Pourtant, Edwards ne brandit pas cette peinture d’une atmosphère apocalyptique comme une ambition masquant son mépris ou méconnaissance du genre. Se revendiquant fan des films de la Toho, il ne rechigne aucunement à satisfaire le cahier des charges en matière d’action. Porté par des effets spéciaux époustouflants, son spectacle respecte profondément les codes du genre et n’appose son identité que par l’orientation de sa mise en scène. Il en va ainsi du design de Godzilla qu’Edwards voulait le plus proche possible du costume original mais avec un rendu graphique d’un niveau photo-réaliste. En ce sens, le film évite le piège du clin d’œil en se référant plus à des mécanismes et principes fondamentaux qu’à de pures références artificielles. La musique d’Alexandre Desplat rejoint cette idée avec un thème principal très proche de l’esprit du thème original mais sans en être un quelconque décalque. Dans ses choix, Edwards fait preuve d’un amour du genre mais un amour qui n’a rien d’aveugle et comprenant les nécessités de faire fonctionner le film par delà le jeu des clins d’œil. En ce sens, le film évite assez miraculeusement les fautes de goût même si il en laissera échapper une monumentale lors d’une scène clef. Il s’agira rien moins que de la première apparition de son personnage-titre. Montré dans toute sa magnificence alors qu’il lâche son fameux cri, le montage propose une transition sur un enfant découvrant devant sa télévision le tant attendu combat. Un « gag » impromptu et d’autant plus incompréhensible qu’il s’agira de l’unique écart du long-métrage en la matière. Le film dévoilera cela dit plus de soucis que cette simple anicroche.

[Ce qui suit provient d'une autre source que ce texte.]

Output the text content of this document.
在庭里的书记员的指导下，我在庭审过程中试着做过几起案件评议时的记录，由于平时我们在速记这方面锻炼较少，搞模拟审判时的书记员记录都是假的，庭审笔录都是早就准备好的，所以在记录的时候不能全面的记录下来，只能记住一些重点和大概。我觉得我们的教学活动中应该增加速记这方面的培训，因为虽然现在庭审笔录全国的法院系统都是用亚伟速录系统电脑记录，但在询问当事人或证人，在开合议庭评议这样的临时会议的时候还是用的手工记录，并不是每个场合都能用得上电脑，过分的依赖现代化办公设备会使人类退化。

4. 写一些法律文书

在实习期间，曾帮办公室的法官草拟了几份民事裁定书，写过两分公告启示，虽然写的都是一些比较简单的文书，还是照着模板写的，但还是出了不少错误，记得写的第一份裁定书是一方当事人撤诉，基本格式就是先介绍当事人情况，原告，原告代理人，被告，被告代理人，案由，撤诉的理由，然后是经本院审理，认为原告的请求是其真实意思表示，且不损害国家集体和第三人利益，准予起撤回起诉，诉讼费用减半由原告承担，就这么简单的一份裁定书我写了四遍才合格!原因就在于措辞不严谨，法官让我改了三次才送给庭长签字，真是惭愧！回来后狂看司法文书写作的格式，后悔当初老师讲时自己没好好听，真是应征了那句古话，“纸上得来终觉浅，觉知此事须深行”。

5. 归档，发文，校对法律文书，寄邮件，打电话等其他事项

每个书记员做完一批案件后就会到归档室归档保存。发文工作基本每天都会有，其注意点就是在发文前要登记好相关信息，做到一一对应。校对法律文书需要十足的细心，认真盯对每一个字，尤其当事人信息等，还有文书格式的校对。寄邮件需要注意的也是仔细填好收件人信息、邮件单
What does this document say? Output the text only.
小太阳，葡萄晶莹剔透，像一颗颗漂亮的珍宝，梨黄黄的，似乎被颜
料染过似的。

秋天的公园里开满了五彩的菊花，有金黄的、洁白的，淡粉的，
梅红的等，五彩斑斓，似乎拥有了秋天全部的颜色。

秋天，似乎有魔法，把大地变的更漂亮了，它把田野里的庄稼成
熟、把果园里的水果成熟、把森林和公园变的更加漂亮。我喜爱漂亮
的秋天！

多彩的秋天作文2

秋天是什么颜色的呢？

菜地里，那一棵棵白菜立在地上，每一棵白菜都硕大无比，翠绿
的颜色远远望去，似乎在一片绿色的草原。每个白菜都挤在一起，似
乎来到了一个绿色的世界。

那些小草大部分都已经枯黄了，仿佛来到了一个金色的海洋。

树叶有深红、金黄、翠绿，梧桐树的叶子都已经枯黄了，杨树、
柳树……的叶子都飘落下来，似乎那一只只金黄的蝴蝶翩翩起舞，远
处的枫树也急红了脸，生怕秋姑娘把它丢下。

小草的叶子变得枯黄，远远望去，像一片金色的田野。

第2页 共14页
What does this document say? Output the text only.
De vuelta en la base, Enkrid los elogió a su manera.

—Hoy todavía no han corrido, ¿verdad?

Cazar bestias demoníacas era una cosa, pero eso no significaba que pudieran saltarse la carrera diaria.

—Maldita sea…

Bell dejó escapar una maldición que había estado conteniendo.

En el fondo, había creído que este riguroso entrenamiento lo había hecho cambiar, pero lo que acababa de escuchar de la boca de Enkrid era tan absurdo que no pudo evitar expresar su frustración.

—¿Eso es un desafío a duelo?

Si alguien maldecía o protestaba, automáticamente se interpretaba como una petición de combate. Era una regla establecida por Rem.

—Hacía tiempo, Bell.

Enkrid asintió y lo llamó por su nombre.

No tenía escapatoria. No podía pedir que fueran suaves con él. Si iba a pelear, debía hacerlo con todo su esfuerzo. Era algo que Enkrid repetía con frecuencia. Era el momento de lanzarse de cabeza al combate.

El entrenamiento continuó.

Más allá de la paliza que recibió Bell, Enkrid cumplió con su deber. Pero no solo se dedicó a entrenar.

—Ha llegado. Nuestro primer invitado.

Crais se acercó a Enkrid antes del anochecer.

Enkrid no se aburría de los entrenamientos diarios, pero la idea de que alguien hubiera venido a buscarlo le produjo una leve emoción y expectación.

En fait, bien qu’Edwards soigne son film et traite le genre avec compréhension, il rejoint quelque peu la problématique du tout-venant. Il se situera certes un cran au-dessus par la qualité certaine de l’hommage mais au final, il lui manque quelque peu de densité. Peut-être intimidé de devoir s’emparer d’une telle figure mythique dès sa seconde réalisation, Edwards fait probablement trop profil bas et se contente de fignoler un bon film de monstre. Du coup, sa version ne semble pas offrir autre chose qu’un plaisir avéré mais ne prenant pas pour autant un essor exceptionnel. En ce sens, si Godzilla réitère les qualités de Monsters, il en reproduit également les défauts. Si la construction de l’ambiance fait passer son spectateur par de multiples strates émotionnelles, il manque ce surplus qui pouvait transcender le tableau d’ensemble. Un surplus qui aurait pu se trouver au niveau de l’histoire. Une histoire se basant sur un enjeu minimal (tuer les monstres) et ayant le mérite de ne pas se perdre en circonvolutions inutiles mais n’offrant aucun niveau de lectures multiples et donc de complexité émotionnelle. Il n’y a qu’à constater le traitement du personnage titre. Allant à l’encontre de la conception occidentale en faisant un monstre dangereux, Godzilla est ici présenté comme le héros (spoiler minime tant la bande-annonce dévoilant d’autres créatures établissait clairement cette hypothèse). Comme le dira le scientifique incarné par Ken Watanabe, Godzilla est le roi des monstres. En conséquence, il est avant tout le garant d’un équilibre entre son monde ancestral et le notre. Un choix plutôt pertinent et qui donne lieu au gré de certains moments à un jeu d’ambivalence pas bête (son arrivée triomphale à Hawaï provoquera un tsunami causant probablement un certain nombre de morts humaines) mais globalement totalement survolé par un récit sans grande exploration thématique (quid de la référence à Fukushima).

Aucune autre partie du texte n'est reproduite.